Joe Sacco, l’inventeur du « BD-journalisme », lève le voile sur les ravages du colonialisme canadien avec Payer la terre, un album retraçant le difficile parcours des Dénés, un peuple autochtone des Territoires du Nord-Ouest.
Joe Sacco est un artiste unique. Avec la parution de l’album Palestine: une nation occupée dans les années 1990, il combine ses deux passions, soit le journalisme et le dessin, et donne naissance à un nouveau genre, la « bande dessinée de reportage », qui consiste à utiliser le neuvième art pour présenter les résultats d’une enquête journalistique. Après Gaza, la Bosnie-Herzégovine, la Somme ou son île de Malte natale, le « BD-journaliste » s’est rendu cette fois-ci au nord du 60e parallèle, dans les Territoires du Nord-Ouest, afin de découvrir les Dénés, ce peuple autochtone méconnu habitant une région aussi grande que la France et l’Espagne réunie.
Pour raconter l’histoire de la nation déné, Joe Sacco a interviewé des dizaines de personnes, et ce sont leurs témoignages qu’il met en images dans Payer la terre. En plus d’ex-chefs de bande, de directeurs d’écoles, de missionnaires, de négociateurs territoriaux pour le gouvernement ou d’anciens Premiers ministres des Territoires du Nord-Ouest, il donne également la parole à des autochtones qui voient dans l’exploitation des ressources naturelles et les gazoducs une façon de s’extirper de la pauvreté, ou d’autres qui apprécient leurs Ski-Doo et ne voudraient absolument pas revenir à l’époque des attelages de chiens. En évitant ainsi de tomber dans une vision monolithique et angélique de l’Amérindien « protecteur de la terre », le portrait de la communauté présenté ici est nuancé, et beaucoup plus proche de la réalité.
Un crayon et un calepin sont sans doute moins intimidants qu’une caméra, et les gens se sont livrés à Sacco avec énormément de générosité, partageant des moments intimes, et souvent déchirants, de leur existence. Ensemble, ces témoignages tissent une vaste fresque historique, qui décrit aussi bien le mode de vie traditionnel des Dénés, régi par la nature et la migration des animaux, que les nombreux traités et imbroglios juridiques visant à les déposséder de leur territoire et de leur culture. Les récits sur les pensionnats autochtones crèvent le cœur, et l’injustice à laquelle ce peuple a été soumis révolte au plus haut point, mais la bande dessinée se termine tout de même sur une lueur d’espoir, en présentant une jeune génération qui tente de renouer avec ses traditions, et ses racines.

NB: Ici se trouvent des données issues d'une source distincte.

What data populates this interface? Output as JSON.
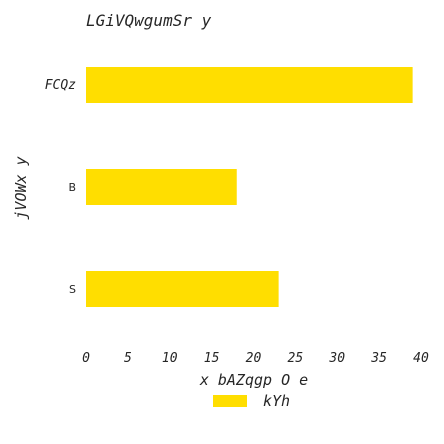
{
  "chart_data": {
    "type": "bar",
    "orientation": "horizontal",
    "title": "LGiVQwgumSr y",
    "xlabel": "x bAZqgp O e",
    "ylabel": "jVOWx y",
    "categories": [
      "FCQz",
      "B",
      "S"
    ],
    "series": [
      {
        "name": "kYh",
        "values": [
          39,
          18,
          23
        ],
        "color": "#ffde00"
      }
    ],
    "xlim": [
      0,
      40
    ],
    "xticks": [
      0,
      5,
      10,
      15,
      20,
      25,
      30,
      35,
      40
    ],
    "grid": false,
    "legend": "bottom-center"
  }
}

Les dessins de Joe Sacco sont d’une précision et d’un réalisme remarquables, et chaque image est remplie de dizaines de fines lignes recréant les textures d’écorce, le lainage de chemises à carreaux, ou les visages burinés par une existence à moins 40 degrés. Ses planches transmettent la grandeur et la rudesse des Territoires du Nord-Ouest, autant à travers les paysages majestueux que les camions démesurés ou les gigantesques enchevêtrements de tuyaux des installations pétrolières. Son crayon nous transporte dans le passé, esquissant les campements des Dénés au 19e siècle et les méthodes de chasse traditionnelle, et délaissant la plupart du temps les cases, il laisse ses illustrations s’imbriquer les unes aux autres sur la page de manière organique, ce qui crée de très belles compositions graphiques.
Le colonialisme est une tache sur l’histoire du Canada, et à l’heure où des membres des Premières Nations bloquent des voies ferrées, la bande dessinée Payer la terre constitue une lecture essentielle pour mieux comprendre leurs revendications, et le génocide culturel dont ils ont été victimes d’un bout à l’autre du pays.
Payer la terre, de Joe Sacco. Publié aux éditions Futuropolis, 272 pages.